Ese revuelo, como una manifestación brutal de la potencia de las cosas, le da un protagonismo indiscutible a los objetos y deja a las interpretes casi en una actitud invisible, meras ejecutantes de esos desplazamientos que parecen hablar de catástrofes y saqueos, de escenas donde sillas y colchones pierden su apacible orden. Una rara sensación de mareo producen esos movimientos que marcan las líneas de fuerza de un espacio que después va a apagarse para proponer un fuera de cuadro donde el sonido reproduce esa marcha de las cosas.
Una música encandila a esa cortina que se corre para mostrar un ventanal a las nueve de la noche y decir que la ciudad sigue con sus lucecitas del regreso a casa mientras el escenario sin intérpretes le da a las estructuras de hierro la entidad de una figura humana.
Si Tadeuz Kantor aseguraba que la vida en escena se contaba a partir de la ausencia de vida y recurría al maniquí para hablar de la animación que puede encontrarse en lo que no tiene alma, el protagonismo de los objetos en la primera parte de Arcadia parece invocar a cierta filosofía post nietzscheana que cuestiona la centralidad de las personas en el mundo y su poder para explicar y asignarle un sentido a todo lo que las rodea.
Cuando las intérpretes montan espacios con los objetos, se presentan como meras operarias de la escena en un diálogo con Stifters Dinge del director alemán Heiner Goebbels. Cada estructura que arman parece reinventar las composiciones que se observan por la calle de seres despojados que se aferran a sus colchones, que disponen pequeñas casillas en los escombros de alguna construcción sin terminar. Si Kantor explicaba que la forma del embalaje había nacido de los refugiados de la guerra que hacían de su cuerpo una montaña de bolsas y bultos, esta obra performática de Bárbara Hang y Ana Lozza parece tomar las imágenes de un país desclasado, herido por inundaciones o desalojos donde los objetos, separados de un contexto que los ampare, se muestran como deshechos de otras experiencias.

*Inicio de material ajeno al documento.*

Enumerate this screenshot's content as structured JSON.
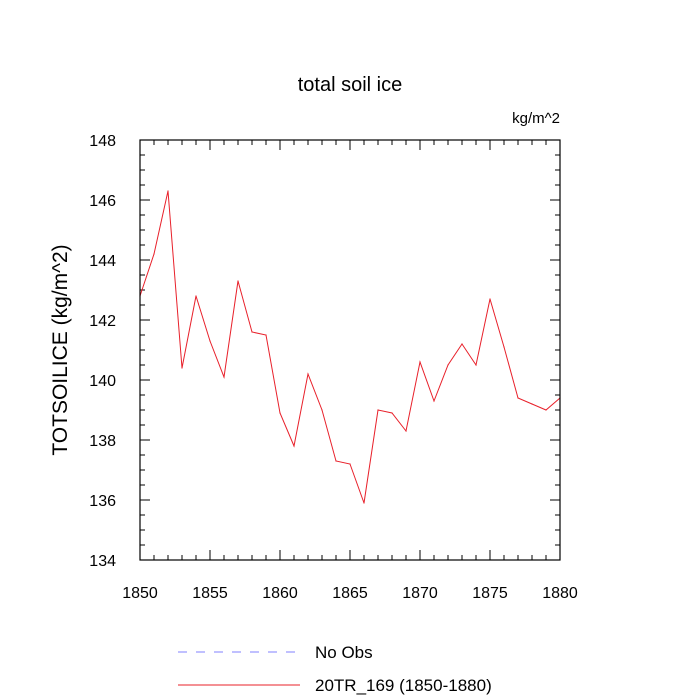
{
  "chart_data": {
    "type": "line",
    "title": "total soil ice",
    "units": "kg/m^2",
    "xlabel": "",
    "ylabel": "TOTSOILICE  (kg/m^2)",
    "xlim": [
      1850,
      1880
    ],
    "ylim": [
      134,
      148
    ],
    "x_ticks": [
      1850,
      1855,
      1860,
      1865,
      1870,
      1875,
      1880
    ],
    "y_ticks": [
      134,
      136,
      138,
      140,
      142,
      144,
      146,
      148
    ],
    "grid": false,
    "legend_position": "bottom",
    "series": [
      {
        "name": "No Obs",
        "color": "#8080ff",
        "dash": "dashed",
        "x": [],
        "values": []
      },
      {
        "name": "20TR_169 (1850-1880)",
        "color": "#e8202a",
        "dash": "solid",
        "x": [
          1850,
          1851,
          1852,
          1853,
          1854,
          1855,
          1856,
          1857,
          1858,
          1859,
          1860,
          1861,
          1862,
          1863,
          1864,
          1865,
          1866,
          1867,
          1868,
          1869,
          1870,
          1871,
          1872,
          1873,
          1874,
          1875,
          1876,
          1877,
          1878,
          1879,
          1880
        ],
        "values": [
          142.8,
          144.2,
          146.3,
          140.4,
          142.8,
          141.3,
          140.1,
          143.3,
          141.6,
          141.5,
          138.9,
          137.8,
          140.2,
          139.0,
          137.3,
          137.2,
          135.9,
          139.0,
          138.9,
          138.3,
          140.6,
          139.3,
          140.5,
          141.2,
          140.5,
          142.7,
          141.1,
          139.4,
          139.2,
          139.0,
          139.4
        ]
      }
    ]
  }
}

Pero a medida que el rol de las intérpretes se vuelve más consistente, como si lo humano se recuperara a partir de una voz que se deforma entre un alemán desdibujado en los ecos de un micrófono, Arcadia se convierte en una obra de reconstrucción, en una tarea donde la conformación de lo grupal pasa a ser pensada a partir de un texto que se alterna con iniciativas que cada una enuncia y que serán realizadas por las demás compañeras con diferentes niveles de precisión.
Hay en sus discursos una voluntad de recomenzar con cada parlamento que impide toda estabilidad en las decisiones. Son un conjunto de individualidades que no pueden funcionar en equipo, donde todas querrán imponer por un instante su idea .

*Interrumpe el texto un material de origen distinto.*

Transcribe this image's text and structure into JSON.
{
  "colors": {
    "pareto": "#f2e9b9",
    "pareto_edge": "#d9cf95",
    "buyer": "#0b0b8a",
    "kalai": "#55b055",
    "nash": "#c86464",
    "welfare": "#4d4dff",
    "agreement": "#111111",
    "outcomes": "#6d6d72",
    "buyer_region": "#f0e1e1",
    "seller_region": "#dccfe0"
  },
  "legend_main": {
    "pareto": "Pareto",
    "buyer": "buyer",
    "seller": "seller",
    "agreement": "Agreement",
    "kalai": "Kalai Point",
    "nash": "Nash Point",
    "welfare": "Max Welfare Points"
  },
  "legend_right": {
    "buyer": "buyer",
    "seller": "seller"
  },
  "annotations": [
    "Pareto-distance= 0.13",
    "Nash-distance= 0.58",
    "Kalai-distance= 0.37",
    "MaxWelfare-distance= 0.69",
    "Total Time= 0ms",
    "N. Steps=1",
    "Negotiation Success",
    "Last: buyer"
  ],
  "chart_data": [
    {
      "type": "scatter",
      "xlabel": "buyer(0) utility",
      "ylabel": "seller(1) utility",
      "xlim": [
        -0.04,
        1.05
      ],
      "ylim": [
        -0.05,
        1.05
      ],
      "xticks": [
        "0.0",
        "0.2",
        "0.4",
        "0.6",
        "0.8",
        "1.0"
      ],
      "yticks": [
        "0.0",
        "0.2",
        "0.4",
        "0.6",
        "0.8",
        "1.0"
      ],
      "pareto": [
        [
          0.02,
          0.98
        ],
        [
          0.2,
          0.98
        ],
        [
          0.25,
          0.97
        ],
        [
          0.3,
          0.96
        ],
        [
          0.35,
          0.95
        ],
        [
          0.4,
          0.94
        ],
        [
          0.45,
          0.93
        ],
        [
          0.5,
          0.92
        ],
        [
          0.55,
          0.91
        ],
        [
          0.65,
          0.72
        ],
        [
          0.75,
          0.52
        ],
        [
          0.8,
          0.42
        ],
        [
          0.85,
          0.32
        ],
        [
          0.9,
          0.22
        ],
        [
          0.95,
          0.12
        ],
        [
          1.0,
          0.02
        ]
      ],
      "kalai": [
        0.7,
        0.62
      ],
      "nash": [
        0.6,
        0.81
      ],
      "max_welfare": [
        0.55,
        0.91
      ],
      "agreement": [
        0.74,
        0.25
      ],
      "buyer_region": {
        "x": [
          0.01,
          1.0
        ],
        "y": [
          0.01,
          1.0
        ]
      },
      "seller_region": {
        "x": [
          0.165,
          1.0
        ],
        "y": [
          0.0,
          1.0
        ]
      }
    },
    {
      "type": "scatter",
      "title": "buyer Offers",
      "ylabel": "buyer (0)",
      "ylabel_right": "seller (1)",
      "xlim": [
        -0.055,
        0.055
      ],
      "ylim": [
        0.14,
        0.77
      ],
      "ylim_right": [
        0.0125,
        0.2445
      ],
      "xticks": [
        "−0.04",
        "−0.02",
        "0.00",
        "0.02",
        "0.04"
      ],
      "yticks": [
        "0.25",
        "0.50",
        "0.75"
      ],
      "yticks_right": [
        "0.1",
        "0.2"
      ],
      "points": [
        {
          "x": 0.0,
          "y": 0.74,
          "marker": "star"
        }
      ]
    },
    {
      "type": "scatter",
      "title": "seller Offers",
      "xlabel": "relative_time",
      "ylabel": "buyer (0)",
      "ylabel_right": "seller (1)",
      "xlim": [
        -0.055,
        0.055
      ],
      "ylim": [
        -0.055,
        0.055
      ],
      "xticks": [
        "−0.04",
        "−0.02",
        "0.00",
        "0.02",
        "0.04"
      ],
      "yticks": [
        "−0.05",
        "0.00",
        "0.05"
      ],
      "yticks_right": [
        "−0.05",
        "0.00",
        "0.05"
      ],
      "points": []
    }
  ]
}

Sentadas en círculo, como en una fotografía ya clásica de una asamblea, se despliega una textualidad que reproduce ese movimiento que antes ejecutaron con los objetos, ya que ninguna asume las respuestas, todas intervienen sobre el parlamento de la otra para sumar a esa indagación sobre el estado de las sillas o de las personas una capa más de intranquilidad.
El contraste entre la vertiginosidad del comienzo y la lentitud casi inmóvil del final, lleva a no concebir la teatralidad desde las palabras sino desde la abstracción de una situación dramática que se sostiene en aquellos elementos que en la cotidianidad tienen un rol secundario. El ritmo de las escenas es un procedimiento central de la dramaturgia de Arcadia que obliga a mirar el espacio buscando otras escrituras.
Arcadia, interpretada por Alina Marinelli, Camila Malenchini, Natalí Faloni y Bárbara Hang se presenta los jueves y viernes a las 21 en el Centro Cultural San Martín.